Rolle der arbeitenden und verarmten Bevölkerung
Die bisherigen Errungenschaften können nur gegen den Druck der rechten Opposition und des US-Imperialismus verteidigt werden, wenn die Massen sie aktiv verteidigen und nicht nur einzelne Betriebe, sondern die gesamten Schlüsselbereiche der Wirtschaft verstaatlicht werden, die bisher in den Händen von fünf reichen Familien Venezuelas sind. Entschädigungen sollten bei Enteignungen nur bei erwiesener Bedürftigkeit gezahlt werden.
Es geht bei den Enteignungen jedoch nicht nur um eine Verteilungsfrage, sondern darum, wer die Macht innehat: die alte venezolanische Elite oder die arbeitende Bevölkerung Venezuelas?
Nötig wäre ein Aufruf an Beschäftigte ihre Betriebe zu besetzen und die Kontrolle über die Betriebe selbst zu übernehmen als erster Schritt zu Arbeiterverwaltung. Die verstaatlichten Betriebe müssten Teil eines nationalen demokratischen Produktionsplans werden.
Ähnliche Komitees müssen in der Armee, in Gemeinden, Unis und Schulen aufgebaut werden und sich lokal, regional und national vernetzen.

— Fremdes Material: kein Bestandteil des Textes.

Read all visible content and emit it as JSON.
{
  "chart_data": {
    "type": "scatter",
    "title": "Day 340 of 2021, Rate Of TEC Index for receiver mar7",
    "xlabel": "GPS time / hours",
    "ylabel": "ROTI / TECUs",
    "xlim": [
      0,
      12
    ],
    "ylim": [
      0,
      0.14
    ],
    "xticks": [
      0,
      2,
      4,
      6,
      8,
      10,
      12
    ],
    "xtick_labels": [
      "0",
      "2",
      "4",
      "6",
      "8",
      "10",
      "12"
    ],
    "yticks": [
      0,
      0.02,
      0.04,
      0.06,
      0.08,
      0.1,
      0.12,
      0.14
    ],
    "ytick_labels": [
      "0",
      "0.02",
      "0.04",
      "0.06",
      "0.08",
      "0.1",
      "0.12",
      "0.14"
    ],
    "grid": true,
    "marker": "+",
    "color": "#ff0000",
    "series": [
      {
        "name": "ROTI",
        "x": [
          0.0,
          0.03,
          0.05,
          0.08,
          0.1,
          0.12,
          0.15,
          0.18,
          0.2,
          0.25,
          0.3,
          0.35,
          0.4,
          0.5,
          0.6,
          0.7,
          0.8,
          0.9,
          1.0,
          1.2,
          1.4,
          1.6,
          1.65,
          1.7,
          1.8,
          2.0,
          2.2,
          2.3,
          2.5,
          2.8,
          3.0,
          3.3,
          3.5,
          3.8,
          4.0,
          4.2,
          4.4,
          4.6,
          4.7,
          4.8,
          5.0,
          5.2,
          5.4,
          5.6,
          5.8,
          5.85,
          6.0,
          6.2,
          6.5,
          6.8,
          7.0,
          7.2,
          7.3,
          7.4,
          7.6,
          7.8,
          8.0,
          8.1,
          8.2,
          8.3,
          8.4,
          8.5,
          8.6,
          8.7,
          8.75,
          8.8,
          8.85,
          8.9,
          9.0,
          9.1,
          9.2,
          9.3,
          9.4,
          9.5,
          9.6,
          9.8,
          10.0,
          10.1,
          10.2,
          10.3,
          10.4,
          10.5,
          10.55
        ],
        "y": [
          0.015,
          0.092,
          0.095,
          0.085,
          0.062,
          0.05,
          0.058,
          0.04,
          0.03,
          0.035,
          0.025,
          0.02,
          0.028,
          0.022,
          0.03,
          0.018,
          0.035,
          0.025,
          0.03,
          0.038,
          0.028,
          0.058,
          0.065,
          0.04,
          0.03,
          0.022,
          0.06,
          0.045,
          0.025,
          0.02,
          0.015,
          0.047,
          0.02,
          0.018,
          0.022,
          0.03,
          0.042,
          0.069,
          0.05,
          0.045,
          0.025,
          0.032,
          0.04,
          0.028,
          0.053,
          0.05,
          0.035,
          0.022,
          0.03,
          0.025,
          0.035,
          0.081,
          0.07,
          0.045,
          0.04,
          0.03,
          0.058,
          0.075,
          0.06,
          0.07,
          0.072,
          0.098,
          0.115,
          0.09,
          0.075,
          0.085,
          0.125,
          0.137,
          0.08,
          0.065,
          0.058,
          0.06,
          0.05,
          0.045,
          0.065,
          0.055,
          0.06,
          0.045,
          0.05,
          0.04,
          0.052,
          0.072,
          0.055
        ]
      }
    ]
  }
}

Dies wäre die Basis für eine Regierung der ArbeiterInnen und verarmten Landbevölkerung, die den alten kapitalistischen Staatsapparat ersetzen kann.
Für eine Verteidigung der Errungenschaften und eine erfolgreiche Revolution ist eine demokratische sozialistisch-revolutionäre Partei nötig. CWI-Mitglieder setzen sich innerhalb der PSUV für demokratische Strukturen und ein revolutionäres Programm ein. Eine solche Partei kann ein Forum bilden, um über die weiteren Schritte im revolutionären Prozess zu diskutieren und dafür zu kämpfen, dass der Sozialismus im 21. Jahrhundert in Venezuela und international Wirklichkeit wird.